Rabu 08 Jul 2015 20:51 WIB

MK Hapus Larangan Dinasti Politik, Pengamat: Bola Ada di Bawaslu

Rep: Fauziah Mursid/ Red: Bayu Hermawan
Tahapan Pelaksanaan Pemilu. (dari kiri) Direktur Eksekutif Perludem Titi Anggraini, dan Anggota KPU Ferry Kurnia Rizkiyansyah saat diskusi di KPU, Jakarta, Selasa (30/6).
Foto: Republika/ Wihdan
Tahapan Pelaksanaan Pemilu. (dari kiri) Direktur Eksekutif Perludem Titi Anggraini, dan Anggota KPU Ferry Kurnia Rizkiyansyah saat diskusi di KPU, Jakarta, Selasa (30/6).

REPUBLIKA.CO.ID, JAKARTA -- Direktur Eksekutif Perkumpulan untuk Pemilu dan Demokrasi (Perludem), Titi Anggraini mengatakan dibatalkannya Pasal 7 huruf R Undang-Undang Nomor 8 Tahun 2015  tentang Pemilihan Kepala Daerah, menjadi tantangan bagi Badan Pengawas Pemilu (Bawaslu) untuk mengawasi dan mencegah kecurangan dalam Pilkada serentak.
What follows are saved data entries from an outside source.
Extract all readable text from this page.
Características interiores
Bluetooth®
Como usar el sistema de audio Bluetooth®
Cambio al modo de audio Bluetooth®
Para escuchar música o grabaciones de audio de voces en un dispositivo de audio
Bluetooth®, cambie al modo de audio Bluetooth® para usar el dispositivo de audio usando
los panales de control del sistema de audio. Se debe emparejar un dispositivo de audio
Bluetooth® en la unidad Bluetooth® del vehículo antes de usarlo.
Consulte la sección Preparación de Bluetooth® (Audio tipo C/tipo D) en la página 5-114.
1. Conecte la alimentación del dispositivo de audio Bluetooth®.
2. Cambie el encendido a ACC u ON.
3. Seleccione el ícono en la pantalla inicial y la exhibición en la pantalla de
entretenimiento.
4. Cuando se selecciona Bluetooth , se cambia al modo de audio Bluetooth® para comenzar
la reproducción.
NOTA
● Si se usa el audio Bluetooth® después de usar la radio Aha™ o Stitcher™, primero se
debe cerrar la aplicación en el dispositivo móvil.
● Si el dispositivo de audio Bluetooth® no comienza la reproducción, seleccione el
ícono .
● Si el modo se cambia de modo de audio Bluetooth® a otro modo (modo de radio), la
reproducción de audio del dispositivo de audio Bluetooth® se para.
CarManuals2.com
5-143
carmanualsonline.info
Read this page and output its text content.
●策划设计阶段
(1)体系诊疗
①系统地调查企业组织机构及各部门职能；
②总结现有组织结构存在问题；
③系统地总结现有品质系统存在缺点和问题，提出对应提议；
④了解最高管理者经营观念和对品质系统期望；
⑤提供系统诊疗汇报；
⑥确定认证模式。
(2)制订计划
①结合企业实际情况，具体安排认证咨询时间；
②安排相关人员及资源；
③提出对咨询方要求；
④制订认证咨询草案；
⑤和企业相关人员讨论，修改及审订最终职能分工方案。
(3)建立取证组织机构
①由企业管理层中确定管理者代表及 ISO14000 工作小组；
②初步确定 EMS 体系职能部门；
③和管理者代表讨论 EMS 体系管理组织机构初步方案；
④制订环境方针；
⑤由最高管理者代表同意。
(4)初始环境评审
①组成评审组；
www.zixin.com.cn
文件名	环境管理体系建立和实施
Sebab menurutnya Bawaslulah yang saat ini paling berperan mengawasi dan mencegah peluang kecurangan yang dilakukan petahana kepada calon kepala daerah dari kerabat petahana. "Bolanya ada di mereka (Bawaslu) sekarang, karena tantangan juga berada di pundak Bawaslu," ujarnya di Gedung KPU, Jakarta, Rabu (8/7).

Menurutnya, dengan kondisi ini Bawaslu mesti memiliki strategi dan fokus pengawasan yang lebih visioner untuk menangkap dan mengantisipasi ruang-ruang kecurangan yang kemungkinan muncul dari petahana tersebut.

"Jadi tidak lagi melakukan pengawasan dibelakang meja, tetapi memang benar-benar mengawasi yang kemudian mencegah, mengantispasi dan menindak kalau ada penyalahgunaan terkait pencalonan kerabat petahana itu," jelasnya.

Ia mencontohkan beberapa kasus yang terjadi di daerah terkait kecurangan yang dilakukan oleh petahana di provinsi Banten dan Kota Tangerang Selatan dimana kemudian terjadi pemungutan suara ulang di seluruh TPS di wilayah tersebut. Ia berharap kejadian tersebut bisa menjadi pelajaran semua pihak agar tidak kemudian terulang kembali.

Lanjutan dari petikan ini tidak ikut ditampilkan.